Battles are very simple, and often just boring diversions. You can attack, use skills, use items, or swap “stances”. There are also Offensive and Defensive Stances, but there isn’t much to them until you get more characters later in the game. In the beginning, just choose Defensive Stance if you need to soak a big attack; otherwise stay in Offensive. The bar on the left shows turn orders and it also gives a hint at what monsters will do when their turns come up. The maximum level in this game is 20, and once you have completed some quests you will have access to a few other characters to add to your party roster. The special thing about these new characters is that they each bring something different to battle. For example, each character can use certain types of items. Oskar can use food items in addition to attack and recovery items, but Monika can use many types of food items due to sharing sweets with Sophie frequently. These new characters also have different traits depending on which Stance they choose in battle.
Overall, I didn’t really notice any problems performance-wise. Frame rate was really steady, holding at acceptable levels of 60+ and rarely ever dropping lower. No random bugs or crashes, no hangups or stuttering. There are quite a few video and audio options in the pre-game launcher, so make sure you configure things to your liking before playing. All of my playtime was with a controller, and the default control scheme was quite good. I didn’t feel the need to tweak it whatsoever.
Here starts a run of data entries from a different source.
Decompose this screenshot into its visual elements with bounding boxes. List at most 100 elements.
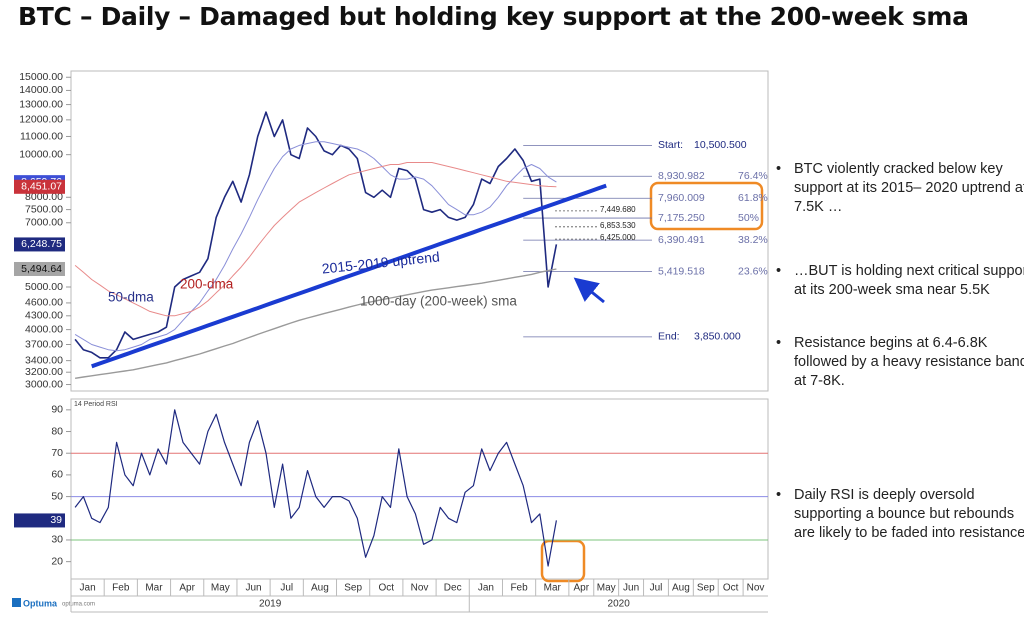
y-tick-label: 4600.00 xyxy=(25,297,63,309)
axis-tag-label: 5,494.64 xyxy=(21,263,62,275)
x-tick-label: Jan xyxy=(80,583,96,594)
series-line xyxy=(74,268,557,379)
highlight-box xyxy=(540,539,586,583)
x-tick-label: Mar xyxy=(544,583,562,594)
x-tick-label: Dec xyxy=(444,583,462,594)
fib-ratio: 50% xyxy=(738,212,759,224)
bullet: …BUT is holding next critical support at… xyxy=(776,262,1024,300)
series-line xyxy=(74,409,557,567)
x-tick-label: Oct xyxy=(723,583,739,594)
axis-tag-label: 6,248.75 xyxy=(21,238,62,250)
x-tick-label: Jun xyxy=(623,583,639,594)
x-tick-label: Jul xyxy=(280,583,293,594)
arrow xyxy=(573,277,605,304)
bullet: Resistance begins at 6.4-6.8K followed b… xyxy=(776,334,1024,391)
y-tick-label: 12000.00 xyxy=(19,114,63,126)
fib-ratio: End: xyxy=(658,331,680,343)
y-tick-label: 10000.00 xyxy=(19,148,63,160)
y-tick-label: 3000.00 xyxy=(25,378,63,390)
fib-ratio: 23.6% xyxy=(738,265,768,277)
y-tick-label: 7000.00 xyxy=(25,217,63,229)
y-tick-label: 8000.00 xyxy=(25,191,63,203)
x-tick-label: Apr xyxy=(179,583,195,594)
y-tick-label: 14000.00 xyxy=(19,84,63,96)
rsi-panel xyxy=(70,398,769,580)
fib-ratio: 38.2% xyxy=(738,234,768,246)
y-tick-label: 4000.00 xyxy=(25,323,63,335)
y-tick-label: 3400.00 xyxy=(25,354,63,366)
logo: Optuma xyxy=(23,598,58,608)
y-tick-label: 70 xyxy=(51,447,63,459)
axis-tag xyxy=(14,513,65,528)
x-tick-label: Oct xyxy=(379,583,395,594)
x-tick-label: Jul xyxy=(650,583,663,594)
series-annotation: 50-dma xyxy=(108,290,154,305)
x-tick-label: May xyxy=(597,583,616,594)
fib-value: 7,175.250 xyxy=(658,212,705,224)
y-tick-label: 90 xyxy=(51,404,63,416)
y-tick-label: 5000.00 xyxy=(25,281,63,293)
minor-level-label: 7,449.680 xyxy=(600,205,636,214)
chart: 14 Period RSI Optuma optuma.com 15000.00… xyxy=(12,70,769,613)
minor-level-label: 6,853.530 xyxy=(600,221,636,230)
y-tick-label: 3700.00 xyxy=(25,338,63,350)
fib-value: 10,500.500 xyxy=(694,139,747,151)
highlight-box xyxy=(649,181,764,231)
y-tick-label: 4300.00 xyxy=(25,310,63,322)
y-tick-label: 15000.00 xyxy=(19,71,63,83)
y-tick-label: 50 xyxy=(51,490,63,502)
bullet: Daily RSI is deeply oversold supporting … xyxy=(776,486,1024,543)
series-line xyxy=(74,141,557,352)
logo-icon xyxy=(12,598,21,607)
axis-tag xyxy=(14,237,65,252)
fib-ratio: 76.4% xyxy=(738,170,768,182)
x-tick-label: Aug xyxy=(672,583,690,594)
minor-level-label: 6,425.000 xyxy=(600,233,636,242)
series-line xyxy=(91,183,607,369)
series-line xyxy=(74,162,557,317)
x-tick-label: Mar xyxy=(145,583,163,594)
series-annotation: 1000-day (200-week) sma xyxy=(360,294,517,309)
x-tick-label: Apr xyxy=(574,583,590,594)
axis-tag-label: 39 xyxy=(50,514,62,526)
axis-tag-label: 8,451.07 xyxy=(21,181,62,193)
x-tick-label: Feb xyxy=(112,583,130,594)
fib-value: 3,850.000 xyxy=(694,331,741,343)
fib-ratio: Start: xyxy=(658,139,683,151)
y-tick-label: 7500.00 xyxy=(25,203,63,215)
price-panel xyxy=(70,70,769,392)
series-annotation: 2015-2019 uptrend xyxy=(321,248,440,276)
fib-value: 8,930.982 xyxy=(658,170,705,182)
fib-value: 6,390.491 xyxy=(658,234,705,246)
x-tick-label: Sep xyxy=(697,583,715,594)
y-tick-label: 13000.00 xyxy=(19,98,63,110)
x-tick-label: Jan xyxy=(478,583,494,594)
series-annotation: 200-dma xyxy=(180,277,234,292)
bullet: BTC violently cracked below key support … xyxy=(776,160,1024,217)
fib-value: 7,960.009 xyxy=(658,192,705,204)
y-tick-label: 60 xyxy=(51,469,63,481)
fib-ratio: 61.8% xyxy=(738,192,768,204)
fib-value: 5,419.518 xyxy=(658,265,705,277)
axis-tag xyxy=(14,261,65,276)
x-tick-label: Sep xyxy=(344,583,362,594)
title: BTC – Daily – Damaged but holding key su… xyxy=(18,2,969,31)
x-tick-label: Nov xyxy=(747,583,765,594)
year-label: 2020 xyxy=(608,599,631,610)
y-tick-label: 30 xyxy=(51,534,63,546)
year-label: 2019 xyxy=(259,599,282,610)
x-tick-label: May xyxy=(211,583,230,594)
x-tick-label: Jun xyxy=(245,583,261,594)
rsi-title: 14 Period RSI xyxy=(74,401,118,408)
x-tick-label: Aug xyxy=(311,583,329,594)
y-tick-label: 80 xyxy=(51,425,63,437)
x-tick-label: Feb xyxy=(510,583,528,594)
logo-url: optuma.com xyxy=(62,602,95,608)
x-tick-label: Nov xyxy=(411,583,429,594)
y-tick-label: 20 xyxy=(51,555,63,567)
y-tick-label: 11000.00 xyxy=(20,130,63,142)
axis-tag xyxy=(14,179,65,194)
series-line xyxy=(74,111,558,359)
y-tick-label: 3200.00 xyxy=(25,366,63,378)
Absolutely gorgeous. That’s the perfect way to describe how Atelier Sophie looks. It’s very bright, vibrant, and colorful. Every character has a great design, and their animations are very well done. This is probably my favorite aspect of the game. Towns and fields are very pretty, although field locations can be quite small and empty. You’ll see monsters running around and material gathering points, but otherwise many areas are very bland. Many of the early areas are just tiny ones…you see the entire area at a glance. Later on, these areas will have caves and such to expand them. They still look nice, despite their shortcomings.
Most music in the game is very simple. None of the tunes are complex or engaging to me, not even the battle music. It isn’t very gripping or gets you in the mood to fight, and I feel like that’s a big downside for me. I hold the belief that a LOT of the game can be influenced by it’s music. Mood and tone, direction and pacing…all of which can be affected by the music. Sadly, Atelier Sophie flounders in this area. The only theme I really liked was the main town theme. It’s upbeat and catchy, and very well sets the mood of being in town. However, the game will allow you to setup playlists for different situations: battles, bosses, towns, and more. You can even select music from earlier Atelier titles.
Despite its many shortcomings, I feel like it’s still a decent RPG. Not quite as great as the predecessors I had played years back, but still has some merit to it. While it might not be to my tastes, it might be someone else’s alley for sure. It’s definitely a slower, more casual paced RPG. It has some interesting systems in place, but they just aren’t complex enough for me.